Namun menurut Fopson, jika teori ini benar, partikel elementer kemungkinan besar akan membawa informasi tentang dirinya. Misalnya, membiarkan sebuah elektron (atau mungkin satu-satunya elektron di alam semesta) mengetahui sifat-sifatnya, seperti muatan dan putarannya. Salah satu eksperimen yang diusulkan adalah mengirimkan partikel dan antipartikel satu sama lain dengan kecepatan tinggi.

“Eksperimen ini melibatkan penghapusan informasi yang terkandung dalam partikel elementer dengan membiarkan partikel tersebut dan antipartikelnya (semua partikel memiliki versi 'anti' yang identik tetapi dengan muatan berlawanan) untuk musnah dalam sekejap energi – memancarkan 'foton' atau partikel. cahaya.'” Fobson menambahkan. “Memprediksi kisaran pasti frekuensi yang diharapkan dari foton yang dihasilkan berdasarkan informasi fisika.”

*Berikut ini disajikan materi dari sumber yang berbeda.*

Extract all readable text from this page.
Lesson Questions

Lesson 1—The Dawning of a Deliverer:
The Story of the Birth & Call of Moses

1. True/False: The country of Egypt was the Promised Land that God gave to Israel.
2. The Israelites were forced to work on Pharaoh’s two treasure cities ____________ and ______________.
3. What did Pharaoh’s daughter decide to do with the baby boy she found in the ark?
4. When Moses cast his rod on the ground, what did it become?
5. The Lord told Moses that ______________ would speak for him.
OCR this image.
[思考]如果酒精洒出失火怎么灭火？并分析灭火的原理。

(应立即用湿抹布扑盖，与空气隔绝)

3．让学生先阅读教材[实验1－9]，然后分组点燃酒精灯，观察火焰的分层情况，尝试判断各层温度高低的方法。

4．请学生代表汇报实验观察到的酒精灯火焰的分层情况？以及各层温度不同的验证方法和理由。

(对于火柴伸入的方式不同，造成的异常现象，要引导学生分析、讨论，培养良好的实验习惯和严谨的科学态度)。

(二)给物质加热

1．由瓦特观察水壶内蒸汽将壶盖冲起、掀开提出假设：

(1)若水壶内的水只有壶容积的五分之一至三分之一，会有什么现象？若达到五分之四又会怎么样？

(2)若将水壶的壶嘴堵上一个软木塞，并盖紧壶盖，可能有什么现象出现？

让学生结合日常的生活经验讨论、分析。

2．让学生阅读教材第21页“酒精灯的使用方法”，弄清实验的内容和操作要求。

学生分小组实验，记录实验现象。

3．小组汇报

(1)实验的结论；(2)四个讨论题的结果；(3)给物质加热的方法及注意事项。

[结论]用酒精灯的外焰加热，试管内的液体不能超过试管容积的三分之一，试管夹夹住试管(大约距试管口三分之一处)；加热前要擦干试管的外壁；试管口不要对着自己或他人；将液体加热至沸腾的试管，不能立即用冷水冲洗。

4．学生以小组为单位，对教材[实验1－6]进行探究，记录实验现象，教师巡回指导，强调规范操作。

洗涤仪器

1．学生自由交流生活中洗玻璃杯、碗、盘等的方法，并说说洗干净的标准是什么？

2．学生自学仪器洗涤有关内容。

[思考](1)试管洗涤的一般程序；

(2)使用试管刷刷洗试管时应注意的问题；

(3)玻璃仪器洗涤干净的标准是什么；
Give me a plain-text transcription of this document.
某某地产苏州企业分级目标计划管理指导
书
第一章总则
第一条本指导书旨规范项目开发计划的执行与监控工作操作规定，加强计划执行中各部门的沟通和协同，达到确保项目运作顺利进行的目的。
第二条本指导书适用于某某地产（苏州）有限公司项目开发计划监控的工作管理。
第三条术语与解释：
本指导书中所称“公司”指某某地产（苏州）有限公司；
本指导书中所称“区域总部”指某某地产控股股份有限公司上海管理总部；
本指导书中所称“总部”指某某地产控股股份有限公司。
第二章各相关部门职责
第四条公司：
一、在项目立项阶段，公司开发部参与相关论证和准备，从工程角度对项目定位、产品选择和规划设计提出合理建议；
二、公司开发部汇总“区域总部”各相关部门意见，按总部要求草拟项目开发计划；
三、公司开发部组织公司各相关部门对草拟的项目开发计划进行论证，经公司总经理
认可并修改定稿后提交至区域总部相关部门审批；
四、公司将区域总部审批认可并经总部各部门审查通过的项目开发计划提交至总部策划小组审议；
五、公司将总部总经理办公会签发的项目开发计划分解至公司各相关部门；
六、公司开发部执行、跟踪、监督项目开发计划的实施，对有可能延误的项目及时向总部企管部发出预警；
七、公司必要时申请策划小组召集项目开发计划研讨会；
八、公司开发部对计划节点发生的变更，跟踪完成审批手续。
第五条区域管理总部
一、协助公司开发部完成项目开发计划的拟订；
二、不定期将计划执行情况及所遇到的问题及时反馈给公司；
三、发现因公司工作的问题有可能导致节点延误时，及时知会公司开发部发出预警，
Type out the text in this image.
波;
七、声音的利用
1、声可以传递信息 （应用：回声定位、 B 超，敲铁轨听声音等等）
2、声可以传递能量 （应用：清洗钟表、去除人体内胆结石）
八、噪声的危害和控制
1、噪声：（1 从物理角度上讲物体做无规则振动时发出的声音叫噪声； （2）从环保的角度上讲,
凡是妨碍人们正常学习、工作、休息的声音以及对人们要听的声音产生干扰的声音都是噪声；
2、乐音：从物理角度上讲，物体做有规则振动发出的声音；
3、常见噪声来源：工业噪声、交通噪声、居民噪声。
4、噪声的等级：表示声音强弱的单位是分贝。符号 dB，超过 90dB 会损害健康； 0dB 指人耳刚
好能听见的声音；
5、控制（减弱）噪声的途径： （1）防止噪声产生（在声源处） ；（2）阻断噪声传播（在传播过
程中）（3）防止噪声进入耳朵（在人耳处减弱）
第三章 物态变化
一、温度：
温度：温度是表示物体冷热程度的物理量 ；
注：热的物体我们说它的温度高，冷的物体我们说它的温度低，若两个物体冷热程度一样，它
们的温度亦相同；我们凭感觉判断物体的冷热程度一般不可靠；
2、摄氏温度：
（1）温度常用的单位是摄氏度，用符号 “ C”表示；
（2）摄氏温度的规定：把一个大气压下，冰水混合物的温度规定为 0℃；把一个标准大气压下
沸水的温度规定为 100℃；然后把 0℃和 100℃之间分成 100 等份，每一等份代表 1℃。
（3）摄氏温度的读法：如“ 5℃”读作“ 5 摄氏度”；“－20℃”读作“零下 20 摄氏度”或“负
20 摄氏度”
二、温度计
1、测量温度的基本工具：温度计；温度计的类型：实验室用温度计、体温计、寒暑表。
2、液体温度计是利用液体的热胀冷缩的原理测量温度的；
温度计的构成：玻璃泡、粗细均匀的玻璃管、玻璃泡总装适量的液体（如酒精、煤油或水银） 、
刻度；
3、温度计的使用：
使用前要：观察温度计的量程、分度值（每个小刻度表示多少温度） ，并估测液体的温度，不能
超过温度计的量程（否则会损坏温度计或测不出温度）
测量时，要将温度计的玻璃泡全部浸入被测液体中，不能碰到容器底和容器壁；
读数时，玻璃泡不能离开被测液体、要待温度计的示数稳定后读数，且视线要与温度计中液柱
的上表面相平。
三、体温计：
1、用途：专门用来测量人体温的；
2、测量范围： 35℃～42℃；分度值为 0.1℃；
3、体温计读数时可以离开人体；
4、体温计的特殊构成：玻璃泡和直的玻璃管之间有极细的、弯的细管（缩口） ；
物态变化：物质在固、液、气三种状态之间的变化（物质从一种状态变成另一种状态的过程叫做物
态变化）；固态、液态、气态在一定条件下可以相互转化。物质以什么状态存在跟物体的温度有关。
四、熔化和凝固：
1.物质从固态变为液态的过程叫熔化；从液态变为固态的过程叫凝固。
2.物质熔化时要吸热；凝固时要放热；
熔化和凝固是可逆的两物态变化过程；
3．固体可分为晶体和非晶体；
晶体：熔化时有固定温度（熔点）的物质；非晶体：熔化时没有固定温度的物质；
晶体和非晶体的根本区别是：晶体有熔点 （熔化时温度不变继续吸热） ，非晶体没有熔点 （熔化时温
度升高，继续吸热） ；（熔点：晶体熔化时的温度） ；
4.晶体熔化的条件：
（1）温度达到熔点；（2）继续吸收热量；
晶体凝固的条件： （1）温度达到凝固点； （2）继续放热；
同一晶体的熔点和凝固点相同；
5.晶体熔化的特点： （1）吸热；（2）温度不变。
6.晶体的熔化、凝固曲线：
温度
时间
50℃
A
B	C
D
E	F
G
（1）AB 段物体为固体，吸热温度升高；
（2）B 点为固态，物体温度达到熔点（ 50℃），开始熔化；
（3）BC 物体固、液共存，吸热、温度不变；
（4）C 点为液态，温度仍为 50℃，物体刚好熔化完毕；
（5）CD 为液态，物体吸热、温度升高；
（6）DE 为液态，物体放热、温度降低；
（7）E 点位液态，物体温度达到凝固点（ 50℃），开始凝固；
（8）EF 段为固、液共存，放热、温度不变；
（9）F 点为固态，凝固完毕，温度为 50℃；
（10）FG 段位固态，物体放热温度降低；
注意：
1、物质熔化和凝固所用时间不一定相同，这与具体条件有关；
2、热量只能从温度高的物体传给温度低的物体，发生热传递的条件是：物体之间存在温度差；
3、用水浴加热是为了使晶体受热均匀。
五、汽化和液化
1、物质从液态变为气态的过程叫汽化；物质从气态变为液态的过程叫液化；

Meskipun idenya di luar mainstream, pengalamannya relatif murah $180.000 (Sama sekali tidak ada artinya bagi ahli teori simulasi seperti Elon Musk), dan dapat diuji menggunakan teknologi terkini. Tentu saja, hal ini mungkin memberi tahu kita bahwa gagasan tersebut salah, namun sepertinya gagasan tersebut menarik untuk dipertimbangkan dan dikesampingkan, atau melihat apakah gagasan tersebut mempunyai bobot (atau, lebih tepatnya, massa).